The Rollercoaster restaurant is situated next door to Madame Tussaud’s and owned by the same company (tip – don’t forget to pose for free in the Madame Tussaud’s reception with the waxwork of Austria’s most famous non moustachioed son, Arnold Schwarzenegger), and was one of the more quirky moments of our 2 day Vienna itinerary.
The restaurant is found on the second floor of a very unassuming modern building. TVs on the stairwell give you a sneak glimpse of what to expect when you enter, but it isn’t until you walk into the restaurant that the full effect hits you – a cross between God’s Own Junkyard, Andrew Lloyd Webber’s Starlight Express and the futurist bars of Bladerunner (it wouldn’t seem out of place in Tokyo’s Shinjuku district).
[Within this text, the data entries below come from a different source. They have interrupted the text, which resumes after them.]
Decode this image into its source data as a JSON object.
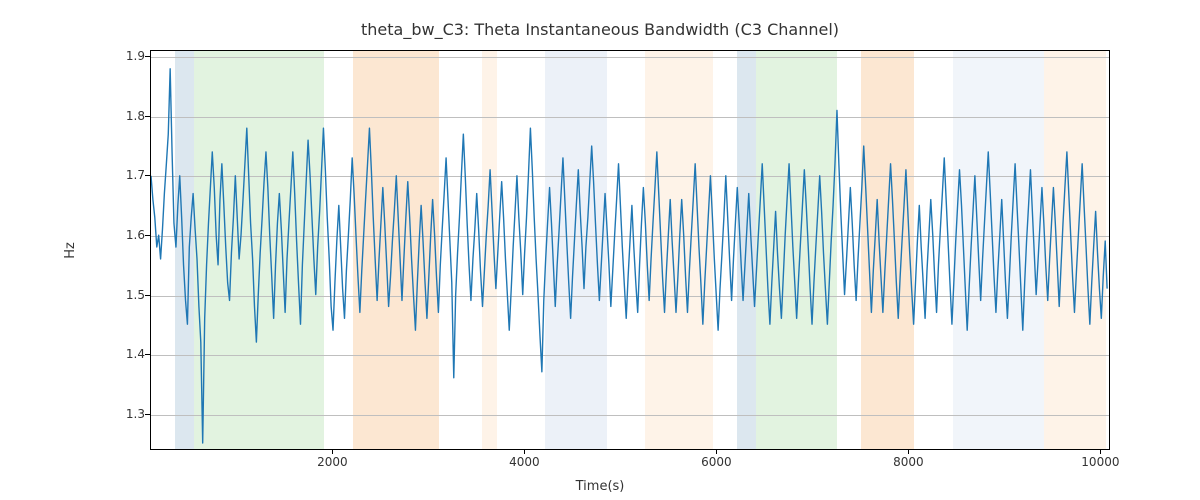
{
  "chart_data": {
    "type": "line",
    "title": "theta_bw_C3: Theta Instantaneous Bandwidth (C3 Channel)",
    "xlabel": "Time(s)",
    "ylabel": "Hz",
    "xlim": [
      100,
      10100
    ],
    "ylim": [
      1.24,
      1.91
    ],
    "xticks": [
      2000,
      4000,
      6000,
      8000,
      10000
    ],
    "yticks": [
      1.3,
      1.4,
      1.5,
      1.6,
      1.7,
      1.8,
      1.9
    ],
    "background_regions": [
      {
        "x0": 350,
        "x1": 550,
        "color": "#a7c4d8"
      },
      {
        "x0": 550,
        "x1": 1900,
        "color": "#b7e0b1"
      },
      {
        "x0": 2200,
        "x1": 3100,
        "color": "#f7c48f"
      },
      {
        "x0": 3550,
        "x1": 3700,
        "color": "#fde2c6"
      },
      {
        "x0": 4200,
        "x1": 4850,
        "color": "#cfdced"
      },
      {
        "x0": 5250,
        "x1": 5950,
        "color": "#fde2c6"
      },
      {
        "x0": 6200,
        "x1": 6400,
        "color": "#a7c4d8"
      },
      {
        "x0": 6400,
        "x1": 7250,
        "color": "#b7e0b1"
      },
      {
        "x0": 7500,
        "x1": 8050,
        "color": "#f7c48f"
      },
      {
        "x0": 8450,
        "x1": 9400,
        "color": "#dde6f2"
      },
      {
        "x0": 9400,
        "x1": 10050,
        "color": "#fde2c6"
      }
    ],
    "series": [
      {
        "name": "theta_bw_C3",
        "x_start": 100,
        "x_step": 20,
        "values": [
          1.7,
          1.66,
          1.63,
          1.58,
          1.6,
          1.56,
          1.61,
          1.67,
          1.72,
          1.77,
          1.88,
          1.74,
          1.62,
          1.58,
          1.65,
          1.7,
          1.63,
          1.55,
          1.49,
          1.45,
          1.58,
          1.63,
          1.67,
          1.61,
          1.56,
          1.48,
          1.42,
          1.25,
          1.46,
          1.55,
          1.62,
          1.68,
          1.74,
          1.68,
          1.6,
          1.55,
          1.66,
          1.72,
          1.65,
          1.58,
          1.52,
          1.49,
          1.57,
          1.63,
          1.7,
          1.63,
          1.56,
          1.6,
          1.66,
          1.72,
          1.78,
          1.7,
          1.62,
          1.56,
          1.48,
          1.42,
          1.5,
          1.57,
          1.63,
          1.69,
          1.74,
          1.68,
          1.6,
          1.53,
          1.46,
          1.55,
          1.62,
          1.67,
          1.61,
          1.54,
          1.47,
          1.56,
          1.62,
          1.68,
          1.74,
          1.67,
          1.59,
          1.52,
          1.45,
          1.55,
          1.62,
          1.69,
          1.76,
          1.7,
          1.63,
          1.56,
          1.5,
          1.58,
          1.64,
          1.71,
          1.78,
          1.71,
          1.63,
          1.56,
          1.48,
          1.44,
          1.52,
          1.59,
          1.65,
          1.58,
          1.51,
          1.46,
          1.54,
          1.6,
          1.66,
          1.73,
          1.67,
          1.6,
          1.53,
          1.47,
          1.54,
          1.6,
          1.66,
          1.72,
          1.78,
          1.71,
          1.63,
          1.56,
          1.49,
          1.56,
          1.62,
          1.68,
          1.62,
          1.55,
          1.48,
          1.53,
          1.59,
          1.64,
          1.7,
          1.63,
          1.56,
          1.49,
          1.56,
          1.63,
          1.69,
          1.63,
          1.56,
          1.5,
          1.44,
          1.52,
          1.59,
          1.65,
          1.59,
          1.52,
          1.46,
          1.53,
          1.6,
          1.66,
          1.6,
          1.53,
          1.47,
          1.55,
          1.61,
          1.67,
          1.73,
          1.66,
          1.59,
          1.52,
          1.36,
          1.5,
          1.57,
          1.63,
          1.7,
          1.77,
          1.7,
          1.62,
          1.55,
          1.49,
          1.56,
          1.61,
          1.67,
          1.61,
          1.54,
          1.48,
          1.54,
          1.6,
          1.65,
          1.71,
          1.64,
          1.57,
          1.51,
          1.57,
          1.63,
          1.69,
          1.63,
          1.56,
          1.5,
          1.44,
          1.51,
          1.58,
          1.64,
          1.7,
          1.63,
          1.57,
          1.5,
          1.57,
          1.63,
          1.7,
          1.78,
          1.71,
          1.63,
          1.56,
          1.5,
          1.43,
          1.37,
          1.49,
          1.56,
          1.62,
          1.68,
          1.62,
          1.55,
          1.48,
          1.55,
          1.61,
          1.67,
          1.73,
          1.66,
          1.59,
          1.52,
          1.46,
          1.53,
          1.59,
          1.65,
          1.71,
          1.64,
          1.58,
          1.51,
          1.58,
          1.63,
          1.69,
          1.75,
          1.69,
          1.62,
          1.55,
          1.49,
          1.55,
          1.61,
          1.67,
          1.61,
          1.55,
          1.48,
          1.54,
          1.6,
          1.66,
          1.72,
          1.65,
          1.58,
          1.52,
          1.46,
          1.53,
          1.59,
          1.65,
          1.58,
          1.52,
          1.47,
          1.55,
          1.62,
          1.68,
          1.62,
          1.55,
          1.49,
          1.56,
          1.62,
          1.68,
          1.74,
          1.67,
          1.6,
          1.53,
          1.47,
          1.54,
          1.6,
          1.66,
          1.59,
          1.53,
          1.47,
          1.53,
          1.6,
          1.66,
          1.6,
          1.53,
          1.47,
          1.54,
          1.6,
          1.66,
          1.72,
          1.65,
          1.58,
          1.52,
          1.45,
          1.52,
          1.58,
          1.64,
          1.7,
          1.63,
          1.56,
          1.5,
          1.44,
          1.51,
          1.57,
          1.63,
          1.7,
          1.63,
          1.56,
          1.49,
          1.56,
          1.62,
          1.68,
          1.62,
          1.55,
          1.49,
          1.55,
          1.61,
          1.67,
          1.6,
          1.54,
          1.48,
          1.54,
          1.6,
          1.66,
          1.72,
          1.65,
          1.58,
          1.51,
          1.45,
          1.52,
          1.58,
          1.64,
          1.57,
          1.51,
          1.46,
          1.53,
          1.6,
          1.66,
          1.72,
          1.65,
          1.58,
          1.52,
          1.46,
          1.53,
          1.59,
          1.65,
          1.71,
          1.65,
          1.58,
          1.51,
          1.45,
          1.52,
          1.58,
          1.64,
          1.7,
          1.64,
          1.57,
          1.51,
          1.45,
          1.52,
          1.59,
          1.65,
          1.72,
          1.81,
          1.72,
          1.64,
          1.57,
          1.5,
          1.56,
          1.62,
          1.68,
          1.62,
          1.55,
          1.49,
          1.56,
          1.62,
          1.68,
          1.75,
          1.68,
          1.61,
          1.54,
          1.47,
          1.54,
          1.6,
          1.66,
          1.59,
          1.53,
          1.47,
          1.54,
          1.6,
          1.66,
          1.72,
          1.66,
          1.59,
          1.52,
          1.46,
          1.53,
          1.59,
          1.65,
          1.71,
          1.64,
          1.57,
          1.51,
          1.45,
          1.52,
          1.59,
          1.65,
          1.58,
          1.52,
          1.46,
          1.54,
          1.6,
          1.66,
          1.6,
          1.53,
          1.47,
          1.55,
          1.61,
          1.67,
          1.73,
          1.66,
          1.59,
          1.52,
          1.45,
          1.52,
          1.59,
          1.65,
          1.71,
          1.65,
          1.58,
          1.51,
          1.44,
          1.51,
          1.58,
          1.64,
          1.7,
          1.63,
          1.56,
          1.49,
          1.56,
          1.62,
          1.68,
          1.74,
          1.67,
          1.6,
          1.53,
          1.47,
          1.54,
          1.6,
          1.66,
          1.59,
          1.52,
          1.46,
          1.53,
          1.6,
          1.66,
          1.72,
          1.65,
          1.58,
          1.51,
          1.44,
          1.52,
          1.59,
          1.65,
          1.71,
          1.64,
          1.57,
          1.5,
          1.56,
          1.62,
          1.68,
          1.62,
          1.55,
          1.49,
          1.56,
          1.62,
          1.68,
          1.62,
          1.55,
          1.48,
          1.55,
          1.62,
          1.68,
          1.74,
          1.67,
          1.6,
          1.53,
          1.47,
          1.54,
          1.6,
          1.66,
          1.72,
          1.65,
          1.58,
          1.51,
          1.45,
          1.52,
          1.58,
          1.64,
          1.57,
          1.51,
          1.46,
          1.53,
          1.59,
          1.51
        ]
      }
    ]
  }
}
Upon entry, you are greeted by a staff member and given a table number plus a tablet (of the electronic type, not a paracetamol), to allow you to make your food and drink orders. Although we only stayed for some beers, there is a range of food and drink choices available. A very neat touch was that if you order a cocktail, you can actually watch the robots arms actually shake and make the drinks themselves (like an electronic Tom Cruise from the movie ‘Cocktail’ but less smug and taller).
Once you order your drinks, they are placed by staff into mini ‘rollercoaster’ type carriages which then speedily freewheel their way to your table – this is also how your food arrives, neatly packaged up in a plastic container. This is actually the one limitation and downside of the restaurant – because everything arrives by rollercoaster, it limits what they can send to your table so all the dining choices sound very ‘microwave’ friendly, like a smaller diner style menu (as a result, we didn’t fancy anything on the menu). Cocktails arrive in sealed mason jars as to not spill on the journey to your table.
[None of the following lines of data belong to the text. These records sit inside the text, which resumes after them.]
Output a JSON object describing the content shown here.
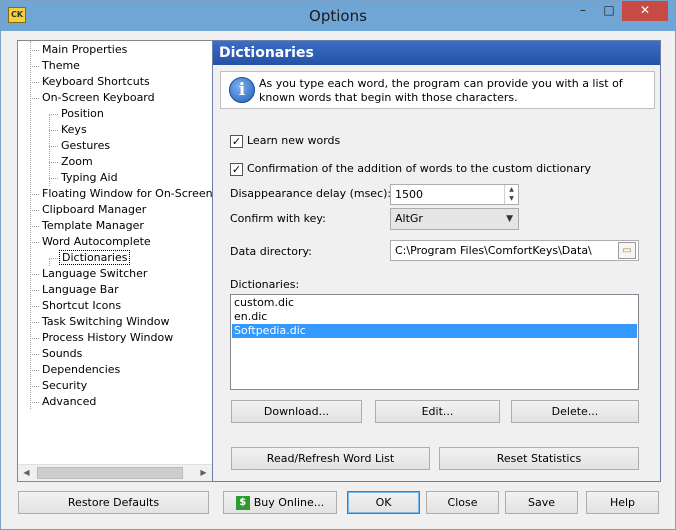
{
  "window": {
    "title": "Options",
    "app_icon_label": "CK",
    "controls": {
      "minimize": "–",
      "maximize": "□",
      "close": "✕"
    }
  },
  "tree": {
    "items": [
      {
        "label": "Main Properties",
        "level": 0
      },
      {
        "label": "Theme",
        "level": 0
      },
      {
        "label": "Keyboard Shortcuts",
        "level": 0
      },
      {
        "label": "On-Screen Keyboard",
        "level": 0
      },
      {
        "label": "Position",
        "level": 1
      },
      {
        "label": "Keys",
        "level": 1
      },
      {
        "label": "Gestures",
        "level": 1
      },
      {
        "label": "Zoom",
        "level": 1
      },
      {
        "label": "Typing Aid",
        "level": 1
      },
      {
        "label": "Floating Window for On-Screen Ke",
        "level": 0
      },
      {
        "label": "Clipboard Manager",
        "level": 0
      },
      {
        "label": "Template Manager",
        "level": 0
      },
      {
        "label": "Word Autocomplete",
        "level": 0
      },
      {
        "label": "Dictionaries",
        "level": 1
      },
      {
        "label": "Language Switcher",
        "level": 0
      },
      {
        "label": "Language Bar",
        "level": 0
      },
      {
        "label": "Shortcut Icons",
        "level": 0
      },
      {
        "label": "Task Switching Window",
        "level": 0
      },
      {
        "label": "Process History Window",
        "level": 0
      },
      {
        "label": "Sounds",
        "level": 0
      },
      {
        "label": "Dependencies",
        "level": 0
      },
      {
        "label": "Security",
        "level": 0
      },
      {
        "label": "Advanced",
        "level": 0
      }
    ],
    "selected": "Dictionaries"
  },
  "panel": {
    "header": "Dictionaries",
    "info_text": "As you type each word, the program can provide you with a list of known words that begin with those characters.",
    "learn_new_words": {
      "label": "Learn new words",
      "checked": true
    },
    "confirm_addition": {
      "label": "Confirmation of the addition of words to the custom dictionary",
      "checked": true
    },
    "disappearance_delay": {
      "label": "Disappearance delay (msec):",
      "value": "1500"
    },
    "confirm_key": {
      "label": "Confirm with key:",
      "value": "AltGr"
    },
    "data_directory": {
      "label": "Data directory:",
      "value": "C:\\Program Files\\ComfortKeys\\Data\\"
    },
    "dictionaries_label": "Dictionaries:",
    "dictionaries": [
      "custom.dic",
      "en.dic",
      "Softpedia.dic"
    ],
    "selected_dictionary": "Softpedia.dic",
    "buttons": {
      "download": "Download...",
      "edit": "Edit...",
      "delete": "Delete...",
      "refresh": "Read/Refresh Word List",
      "reset": "Reset Statistics"
    }
  },
  "footer": {
    "restore": "Restore Defaults",
    "buy": "Buy Online...",
    "ok": "OK",
    "close": "Close",
    "save": "Save",
    "help": "Help"
  },
  "colors": {
    "header_blue": "#2f5fb8",
    "selection": "#3399ff",
    "close_red": "#c74a45"
  }
}
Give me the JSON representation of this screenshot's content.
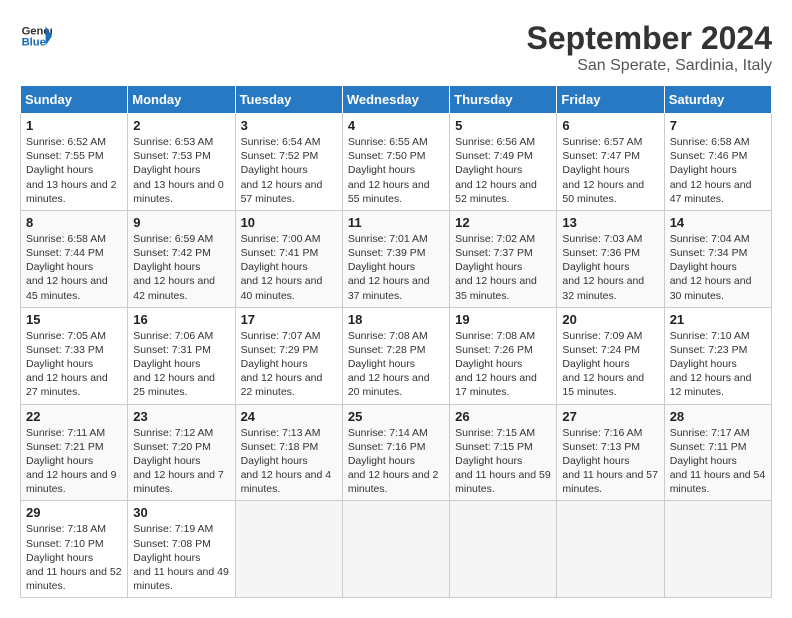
{
  "header": {
    "logo_line1": "General",
    "logo_line2": "Blue",
    "month_title": "September 2024",
    "location": "San Sperate, Sardinia, Italy"
  },
  "columns": [
    "Sunday",
    "Monday",
    "Tuesday",
    "Wednesday",
    "Thursday",
    "Friday",
    "Saturday"
  ],
  "weeks": [
    [
      {
        "day": "1",
        "sunrise": "6:52 AM",
        "sunset": "7:55 PM",
        "daylight": "13 hours and 2 minutes."
      },
      {
        "day": "2",
        "sunrise": "6:53 AM",
        "sunset": "7:53 PM",
        "daylight": "13 hours and 0 minutes."
      },
      {
        "day": "3",
        "sunrise": "6:54 AM",
        "sunset": "7:52 PM",
        "daylight": "12 hours and 57 minutes."
      },
      {
        "day": "4",
        "sunrise": "6:55 AM",
        "sunset": "7:50 PM",
        "daylight": "12 hours and 55 minutes."
      },
      {
        "day": "5",
        "sunrise": "6:56 AM",
        "sunset": "7:49 PM",
        "daylight": "12 hours and 52 minutes."
      },
      {
        "day": "6",
        "sunrise": "6:57 AM",
        "sunset": "7:47 PM",
        "daylight": "12 hours and 50 minutes."
      },
      {
        "day": "7",
        "sunrise": "6:58 AM",
        "sunset": "7:46 PM",
        "daylight": "12 hours and 47 minutes."
      }
    ],
    [
      {
        "day": "8",
        "sunrise": "6:58 AM",
        "sunset": "7:44 PM",
        "daylight": "12 hours and 45 minutes."
      },
      {
        "day": "9",
        "sunrise": "6:59 AM",
        "sunset": "7:42 PM",
        "daylight": "12 hours and 42 minutes."
      },
      {
        "day": "10",
        "sunrise": "7:00 AM",
        "sunset": "7:41 PM",
        "daylight": "12 hours and 40 minutes."
      },
      {
        "day": "11",
        "sunrise": "7:01 AM",
        "sunset": "7:39 PM",
        "daylight": "12 hours and 37 minutes."
      },
      {
        "day": "12",
        "sunrise": "7:02 AM",
        "sunset": "7:37 PM",
        "daylight": "12 hours and 35 minutes."
      },
      {
        "day": "13",
        "sunrise": "7:03 AM",
        "sunset": "7:36 PM",
        "daylight": "12 hours and 32 minutes."
      },
      {
        "day": "14",
        "sunrise": "7:04 AM",
        "sunset": "7:34 PM",
        "daylight": "12 hours and 30 minutes."
      }
    ],
    [
      {
        "day": "15",
        "sunrise": "7:05 AM",
        "sunset": "7:33 PM",
        "daylight": "12 hours and 27 minutes."
      },
      {
        "day": "16",
        "sunrise": "7:06 AM",
        "sunset": "7:31 PM",
        "daylight": "12 hours and 25 minutes."
      },
      {
        "day": "17",
        "sunrise": "7:07 AM",
        "sunset": "7:29 PM",
        "daylight": "12 hours and 22 minutes."
      },
      {
        "day": "18",
        "sunrise": "7:08 AM",
        "sunset": "7:28 PM",
        "daylight": "12 hours and 20 minutes."
      },
      {
        "day": "19",
        "sunrise": "7:08 AM",
        "sunset": "7:26 PM",
        "daylight": "12 hours and 17 minutes."
      },
      {
        "day": "20",
        "sunrise": "7:09 AM",
        "sunset": "7:24 PM",
        "daylight": "12 hours and 15 minutes."
      },
      {
        "day": "21",
        "sunrise": "7:10 AM",
        "sunset": "7:23 PM",
        "daylight": "12 hours and 12 minutes."
      }
    ],
    [
      {
        "day": "22",
        "sunrise": "7:11 AM",
        "sunset": "7:21 PM",
        "daylight": "12 hours and 9 minutes."
      },
      {
        "day": "23",
        "sunrise": "7:12 AM",
        "sunset": "7:20 PM",
        "daylight": "12 hours and 7 minutes."
      },
      {
        "day": "24",
        "sunrise": "7:13 AM",
        "sunset": "7:18 PM",
        "daylight": "12 hours and 4 minutes."
      },
      {
        "day": "25",
        "sunrise": "7:14 AM",
        "sunset": "7:16 PM",
        "daylight": "12 hours and 2 minutes."
      },
      {
        "day": "26",
        "sunrise": "7:15 AM",
        "sunset": "7:15 PM",
        "daylight": "11 hours and 59 minutes."
      },
      {
        "day": "27",
        "sunrise": "7:16 AM",
        "sunset": "7:13 PM",
        "daylight": "11 hours and 57 minutes."
      },
      {
        "day": "28",
        "sunrise": "7:17 AM",
        "sunset": "7:11 PM",
        "daylight": "11 hours and 54 minutes."
      }
    ],
    [
      {
        "day": "29",
        "sunrise": "7:18 AM",
        "sunset": "7:10 PM",
        "daylight": "11 hours and 52 minutes."
      },
      {
        "day": "30",
        "sunrise": "7:19 AM",
        "sunset": "7:08 PM",
        "daylight": "11 hours and 49 minutes."
      },
      null,
      null,
      null,
      null,
      null
    ]
  ]
}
Another nice touch is that every so often, the lights dim and the robotic arms ‘dance’ in a choreographed routine (fun the first time but a little repetitive after that).
During our visit to Vienna, we visited Prater Park every evening and came across the Rollercoaster Restaurant quite by chance – what a wonderful discovery. At last, something a little different and a fun place that young and big kids alike will love. Although this hasn’t reached London yet (and it should!), a branch of this restaurant can also be found located within the Alton Towers Amusement Park Hotel in Staffordshire.